[Devel] Re: [ckrm-tech] [PATCH] BC: resource beancounters (v4) (added user memory)
Rohit Seth
rohitseth at google.com
Tue Sep 12 11:02:18 PDT 2006
On Tue, 2006-09-12 at 23:10 +0530, Srivatsa Vaddagiri wrote:
> On Tue, Sep 12, 2006 at 10:22:32AM -0700, Rohit Seth wrote:
> > On Tue, 2006-09-12 at 16:14 +0530, Srivatsa Vaddagiri wrote:
> > > On Mon, Sep 11, 2006 at 12:10:31PM -0700, Rohit Seth wrote:
> > > > It seems that a single notion of limit should suffice, and that limit
> > > > should more be treated as something beyond which that resource
> > > > consumption in the container will be throttled/not_allowed.
> > >
> > > The big question is : are containers/RG allowed to use *upto* their
> > > limit always?

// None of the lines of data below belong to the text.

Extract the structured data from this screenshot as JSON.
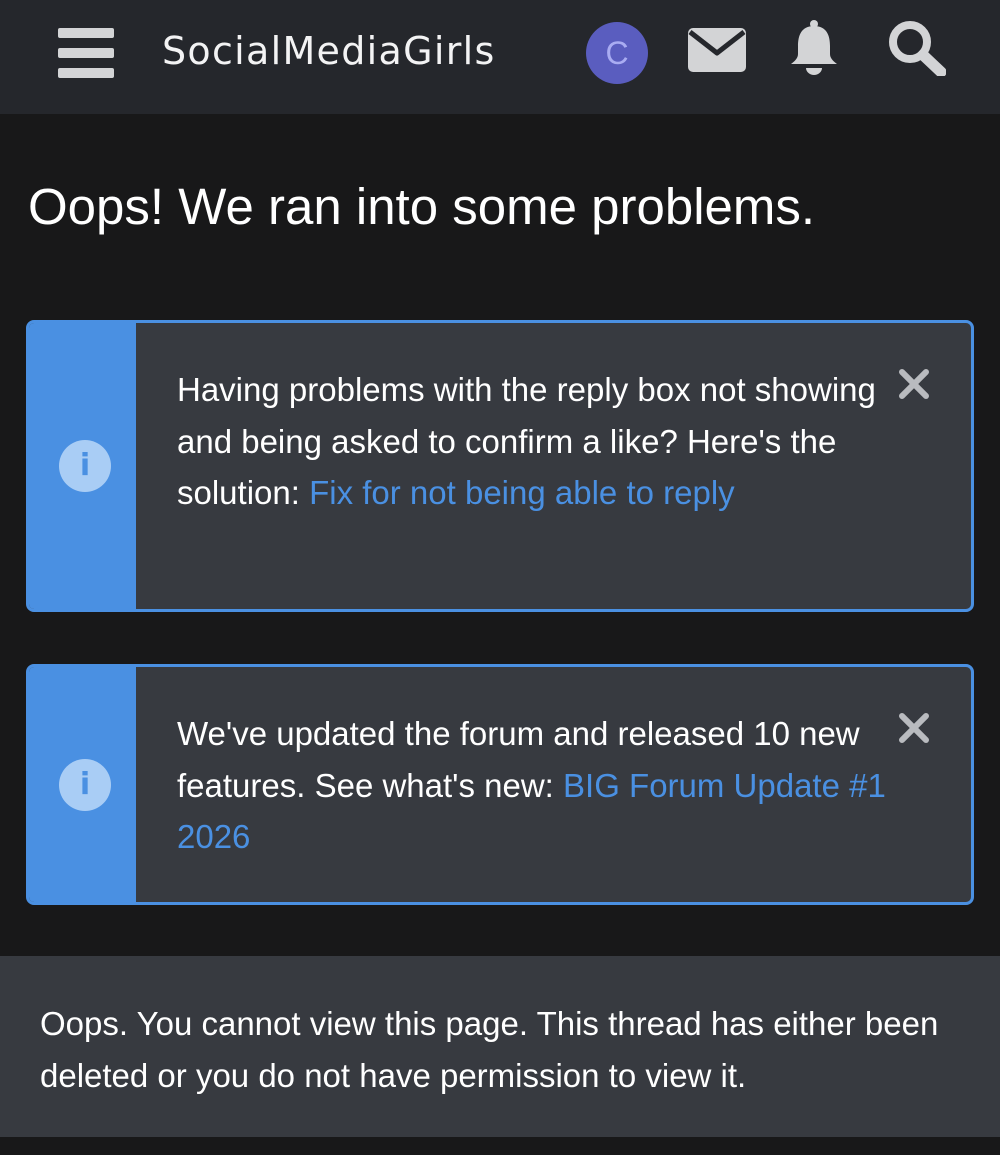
{
  "header": {
    "menu_icon": "hamburger-menu-icon",
    "site_name": "SocialMediaGirls",
    "avatar_letter": "C",
    "avatar_color": "#5a5dbf",
    "icons": [
      "envelope-icon",
      "bell-icon",
      "search-icon"
    ],
    "background_color": "#25272c"
  },
  "page": {
    "title": "Oops! We ran into some problems.",
    "background_color": "#181819"
  },
  "notices": [
    {
      "icon": "info-icon",
      "text": "Having problems with the reply box not showing and being asked to confirm a like? Here's the solution: ",
      "link_text": "Fix for not being able to reply",
      "close_icon": "close-icon"
    },
    {
      "icon": "info-icon",
      "text": "We've updated the forum and released 10 new features. See what's new: ",
      "link_text": "BIG Forum Update #1 2026",
      "close_icon": "close-icon"
    }
  ],
  "error": {
    "message": "Oops. You cannot view this page. This thread has either been deleted or you do not have permission to view it."
  },
  "colors": {
    "accent": "#4a90e2",
    "notice_background": "#373a40",
    "icon_gray": "#d3d4d6"
  }
}
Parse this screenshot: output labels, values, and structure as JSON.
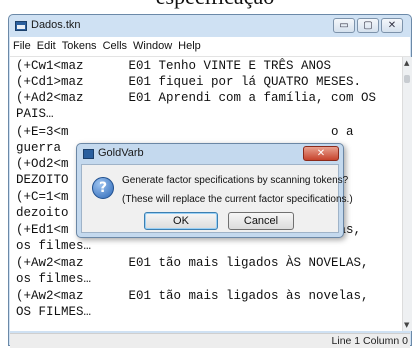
{
  "header_fragment": "especificação",
  "window": {
    "title": "Dados.tkn",
    "minimize": "▭",
    "maximize": "▢",
    "close": "✕"
  },
  "menu": [
    "File",
    "Edit",
    "Tokens",
    "Cells",
    "Window",
    "Help"
  ],
  "editor_lines": [
    "(+Cw1<maz      E01 Tenho VINTE E TRÊS ANOS",
    "(+Cd1>maz      E01 fiquei por lá QUATRO MESES.",
    "(+Ad2<maz      E01 Aprendi com a família, com OS",
    "PAIS…",
    "(+E=3<m                                   o a",
    "guerra",
    "(+Od2<m                                   S",
    "DEZOITO",
    "(+C=1<m                                   s",
    "dezoito",
    "(+Ed1<m                                   las,",
    "os filmes…",
    "(+Aw2<maz      E01 tão mais ligados ÀS NOVELAS,",
    "os filmes…",
    "(+Aw2<maz      E01 tão mais ligados às novelas,",
    "OS FILMES…"
  ],
  "scrollbar": {
    "up": "▲",
    "down": "▼"
  },
  "status": "Line 1 Column 0",
  "dialog": {
    "title": "GoldVarb",
    "close": "✕",
    "icon": "?",
    "message": "Generate factor specifications by scanning tokens?",
    "sub_message": "(These will replace the current factor specifications.)",
    "ok_label": "OK",
    "cancel_label": "Cancel"
  }
}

In other words, will you typically setup limits such that
> > > sum of all limits = max resource capacity?
> > >
> >
> > If a user is really interested in ensuring that all scheduled jobs (or
> > containers) get what they have asked for (guarantees) then making the
> > sum of all container limits equal to total system limit is the right
> > thing to do.
> >
> > > If it is setup like that, then what you are considering as limit is
> > > actually guar no?
> > >
> > Right. And if we do it like this then it is up to sysadmin to configure
> > the thing right without adding additional logic in kernel.
>
> Perhaps calling it as "limit" in confusing then (otoh it may go down well
> with Linus!).
It is similar to what ulimit generally implies. It will definitely help
getting container code in mainline if we can minimize the changes in
mainline but still providing some meaningful functionality.
CKRM is excellent piece of code but I think its complexity is what
making it sit out side the mainline for such a long period of time.
> I perhaps agree we need to go with one for now (in the
> interest of making some progress), but we probably will come back to
> this at a later point.
Indeed if there are still some requirements.